If you're not familiar with this activity, there are many groups around our state and other states as well.  There are even national groups, like America Rocks and USA Rocks. 


Our district teachers reported the 14th.  One of the team-building activities we did was paint rocks for our kids to find around our building.  We had a good time painting them, and our students are having a fun time finding them.  They get to keep the rocks they find.

  In this age of hate-filled speech and actions all around our nation, it's nice that so many people delightfully engage in this simple activity that brings joy to others.  I'd love to hear about your experiences painting or finding rocks.









Sunday, August 20, 2017

New Wagoneer!!

Look, Wagoneers!  We have a new face in our wagon train!


Welcome, Josepha.  Hope you find some good ideas while you're here.  Glad you joined us.

Monday, August 7, 2017

Shaving Cream, Oh My

Have you had your students clean their grubby desks with shaving cream?  I have many times.  The kids love the gooey experience, the room smells great, and their desks come clean.  Sounds great, right?  Well, maybe not.

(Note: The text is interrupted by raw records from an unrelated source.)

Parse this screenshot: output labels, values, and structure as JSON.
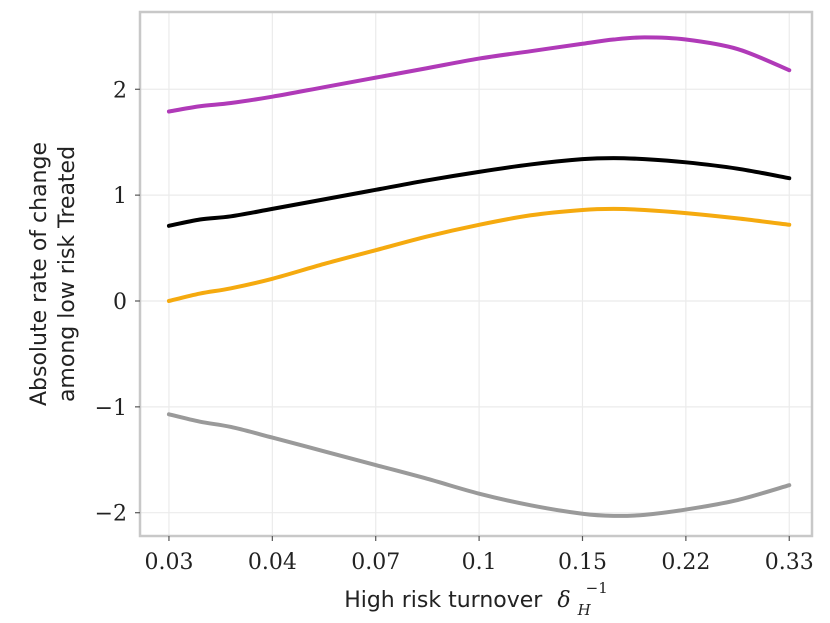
{
  "chart_data": {
    "type": "line",
    "title": "",
    "xlabel": "High risk turnover",
    "xlabel_symbol": "δ",
    "xlabel_sub": "H",
    "xlabel_sup": "−1",
    "ylabel_line1": "Absolute rate of change",
    "ylabel_line2": "among low risk Treated",
    "x_tick_labels": [
      "0.03",
      "0.04",
      "0.07",
      "0.1",
      "0.15",
      "0.22",
      "0.33"
    ],
    "y_ticks": [
      {
        "value": -2,
        "label": "−2"
      },
      {
        "value": -1,
        "label": "−1"
      },
      {
        "value": 0,
        "label": "0"
      },
      {
        "value": 1,
        "label": "1"
      },
      {
        "value": 2,
        "label": "2"
      }
    ],
    "x_index_range": [
      -0.28,
      6.22
    ],
    "ylim": [
      -2.22,
      2.73
    ],
    "grid": true,
    "legend": "none",
    "series": [
      {
        "name": "purple",
        "color": "#b03ab8",
        "points": [
          [
            0,
            1.79
          ],
          [
            0.3,
            1.84
          ],
          [
            0.6,
            1.87
          ],
          [
            1,
            1.93
          ],
          [
            1.5,
            2.02
          ],
          [
            2,
            2.11
          ],
          [
            2.5,
            2.2
          ],
          [
            3,
            2.29
          ],
          [
            3.5,
            2.36
          ],
          [
            4,
            2.43
          ],
          [
            4.3,
            2.47
          ],
          [
            4.6,
            2.49
          ],
          [
            5,
            2.47
          ],
          [
            5.5,
            2.38
          ],
          [
            6,
            2.18
          ]
        ]
      },
      {
        "name": "black",
        "color": "#000000",
        "points": [
          [
            0,
            0.71
          ],
          [
            0.3,
            0.77
          ],
          [
            0.6,
            0.8
          ],
          [
            1,
            0.87
          ],
          [
            1.5,
            0.96
          ],
          [
            2,
            1.05
          ],
          [
            2.5,
            1.14
          ],
          [
            3,
            1.22
          ],
          [
            3.5,
            1.29
          ],
          [
            4,
            1.34
          ],
          [
            4.3,
            1.35
          ],
          [
            4.6,
            1.34
          ],
          [
            5,
            1.31
          ],
          [
            5.5,
            1.25
          ],
          [
            6,
            1.16
          ]
        ]
      },
      {
        "name": "orange",
        "color": "#f5aa0f",
        "points": [
          [
            0,
            0.0
          ],
          [
            0.3,
            0.07
          ],
          [
            0.6,
            0.12
          ],
          [
            1,
            0.21
          ],
          [
            1.5,
            0.35
          ],
          [
            2,
            0.48
          ],
          [
            2.5,
            0.61
          ],
          [
            3,
            0.72
          ],
          [
            3.5,
            0.81
          ],
          [
            4,
            0.86
          ],
          [
            4.3,
            0.87
          ],
          [
            4.6,
            0.86
          ],
          [
            5,
            0.83
          ],
          [
            5.5,
            0.78
          ],
          [
            6,
            0.72
          ]
        ]
      },
      {
        "name": "grey",
        "color": "#9a9a9a",
        "points": [
          [
            0,
            -1.07
          ],
          [
            0.3,
            -1.14
          ],
          [
            0.6,
            -1.19
          ],
          [
            1,
            -1.29
          ],
          [
            1.5,
            -1.42
          ],
          [
            2,
            -1.55
          ],
          [
            2.5,
            -1.68
          ],
          [
            3,
            -1.82
          ],
          [
            3.5,
            -1.93
          ],
          [
            4,
            -2.01
          ],
          [
            4.3,
            -2.03
          ],
          [
            4.6,
            -2.02
          ],
          [
            5,
            -1.97
          ],
          [
            5.5,
            -1.88
          ],
          [
            6,
            -1.74
          ]
        ]
      }
    ]
  }
}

As I've delved more into healthy living, healthy products, and healthy environments in the last couple of years, my eyes have certainly been opened.  I've learned that many of the products I never worried about actually contain harmful chemicals that the FDA has approved.  That includes shaving cream.

When the kids are inhaling the wonderful aroma, realize they are inhaling the chemicals used to create that smell.  Their little noses are much closer to it than ours. 

The foam covering their hands, arms, and probably some of their faces contains phthalates.  These are substances added to plastics to increase their flexibility, transparency, durability, and longevity.  They're found in flexible plastic and vinyl (PVC) toys, food packaging and cling wraps, medical devices, backpacks, shower curtains, building materials such as pipes, vinyl flooring and wallpaper, and other products, as well as adhesives, dyes, inks, mosquito repellents, and personal care products such as nail polish, skin moisturizers, perfumes, and shaving cream.  A number of studies are pointing to negative effects of exposure to various types of phthalates: premature breast development in girls, adverse development of the reproductive tract of male embryos, allergies, and possible endocrine disruption.


I know my decision to not have my students participate in this particular activity any more is only a blip on the radar of the phthalate exposure in their lives.  However, I'll feel much better about not having contributed to it.



Wednesday, August 2, 2017

StarPassage: Heroes and Martyrs

If you met the Carsons in Clarke Rich Burbidge's first StarPassage book, you'll be happy to know they're back with more adventures.   (See my post.)  Tim and Marti guide new friend, Bobby, through trips back in time as he deals with the guilt of his family's tragedy.


StarPassage: Heroes and Martyrs would make the subject of a good preteen/teen book study.  Strong themes of good vs. evil and courage to face adversity are evident in the book.  Author Burbidge excels at creating nail-biting suspense throughout the book. Readers can examine the text for many good examples of rising action in the plot and roadblocks aplenty.  He caps off the story with a cliff-hanger ending, leaving the reader anxious to devour the next volume that hasn’t yet been written! 

Author Clark Rich Burbidge

Burbidge so skillfully weaves time travel through the story that it almost seems plausible.  Readers get authentic tastes of history as the characters witness some of the Airborne invasion of France of D-Day 1944, the horrors of the attack on the twin towers on 9/11, and the fiery cataclysmic eruption of the volcano Krakatoa in 1883. 


You'll definitely want to read StarPassage:Heroes and Martyrs yourself and have it on hand for middle school and older students to read.